Le chercheur japonais a révélé une complexité insoupçonnée du système immunitaire. Il a identifié une classe de cellules jusque-là inconnue. Ces cellules protègent l’organisme contre les maladies auto-immunes, souligne le jury.
Depuis le Japon, Shimon Sakaguchi exprime un espoir clair. Ce prix, selon lui, doit pousser la recherche vers l’application clinique. L’objectif : transformer les découvertes en traitements utiles aux patients.
En 2001, Mary E. Brunkow et Fred Ramsdell font une avancée décisive. Ils démontrent qu’un type spécifique de souris développe facilement des maladies auto-immunes. Le lien entre génétique et dérèglement immunitaire se précise.
« Ils ont découvert que ces souris possédaient une mutation dans un gène qu’ils ont nommé Foxp3 », selon le jury. Ils ont également mis en évidence le fait que des mutations dans l’équivalent humain de ce gène provoquent une grave maladie auto-immune, appelée IPEX.
Deux ans plus tard, Shimon Sakaguchi franchit une étape décisive. Il relie ses travaux à ceux de Brunkow et Ramsdell. Il démontre que le gène Foxp3 contrôle le développement des cellules qu’il avait repérées dès 1995.

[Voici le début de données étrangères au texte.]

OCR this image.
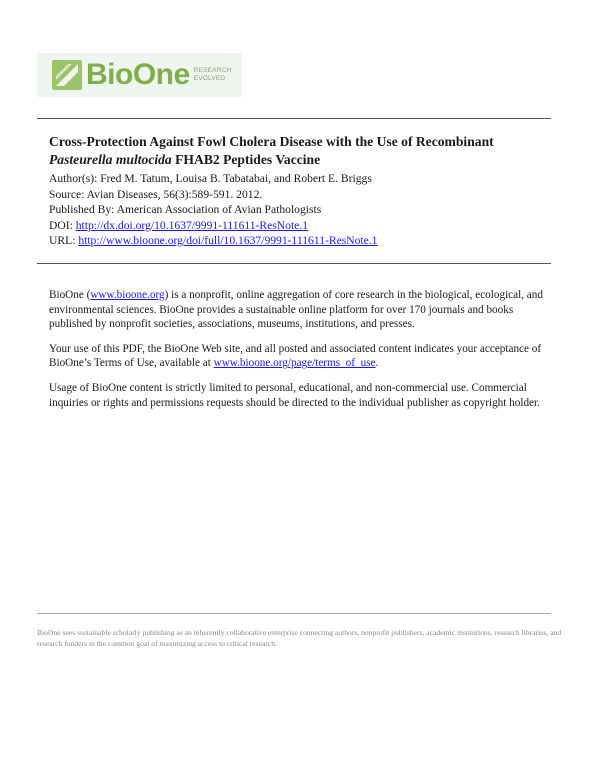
BioOne RESEARCH
EVOLVED

Cross-Protection Against Fowl Cholera Disease with the Use of Recombinant
Pasteurella multocida FHAB2 Peptides Vaccine

Author(s): Fred M. Tatum, Louisa B. Tabatabai, and Robert E. Briggs
Source: Avian Diseases, 56(3):589-591. 2012.
Published By: American Association of Avian Pathologists
DOI: http://dx.doi.org/10.1637/9991-111611-ResNote.1
URL: http://www.bioone.org/doi/full/10.1637/9991-111611-ResNote.1

BioOne (www.bioone.org) is a nonprofit, online aggregation of core research in the biological, ecological, and environmental sciences. BioOne provides a sustainable online platform for over 170 journals and books published by nonprofit societies, associations, museums, institutions, and presses.

Your use of this PDF, the BioOne Web site, and all posted and associated content indicates your acceptance of BioOne’s Terms of Use, available at www.bioone.org/page/terms_of_use.

Usage of BioOne content is strictly limited to personal, educational, and non-commercial use. Commercial inquiries or rights and permissions requests should be directed to the individual publisher as copyright holder.

BioOne sees sustainable scholarly publishing as an inherently collaborative enterprise connecting authors, nonprofit publishers, academic institutions, research libraries, and research funders in the common goal of maximizing access to critical research.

– Les gardiens de l’équilibre immunitaire –
Les lymphocytes T régulateurs jouent un rôle clé. Ils surveillent les autres cellules immunitaires. Et surtout, ils empêchent le système immunitaire d’attaquer nos propres tissus.
« Ma carrière scientifique a beaucoup changé depuis ces travaux, je ne travaille même plus dans ce domaine particulier. C’est donc un honneur d’avoir pu y participer », a réagi Mary E. Brunkow auprès de la fondation Nobel, soulignant qu’il était nécessaire que « plusieurs cerveaux différents travaillent ensemble » sur ce sujet pour le faire avancer.
La chercheuse mène ses travaux à l’Institute for Systems Biology, à Seattle. Cet institut indépendant se consacre à la recherche fondamentale. Fred Ramsdell, lui, officie chez Sonoma Biotherapeutics, à San Francisco, une société spécialisée en biotechnologie.
Mme Brunkow est seulement la quatorzième femme lauréate du Nobel de médecine, sur 232 personnes depuis 1901.
Les recherches avancent, mais restent embryonnaires. Aucune thérapie concrète n’en est encore sortie. Jonathan Fisher, immunologue à l’University College London, l’a confirmé à l’AFP.
Comprendre le système immunitaire ou le manipuler en laboratoire, c’est une chose. Créer un médicament efficace, constant et sûr pour l’humain, c’en est une autre. Le fossé entre les deux reste immense, rappelle-t-il.
– Recherche américaine fragilisée –
Les chercheurs américains brillent une fois de plus. Mais les coupes budgétaires imposées par Donald Trump ravivent les inquiétudes. À moyen terme, la recherche américaine pourrait en sortir affaiblie.
Thomas Perlmann, secrétaire général du comité Nobel de médecine, l’a affirmé sans détour :« L’incertitude grandit. Les États-Unis hésitent à maintenir leur rôle de leader en recherche. » Ce constat, livré à l’AFP avant la remise du prix, souligne une inquiétude croissante dans le monde scientifique.
Le Nobel récompense par trois éléments : un diplôme, une médaille d’or et un chèque de 11 millions de couronnes suédoises. En somme, près d’un million d’euros.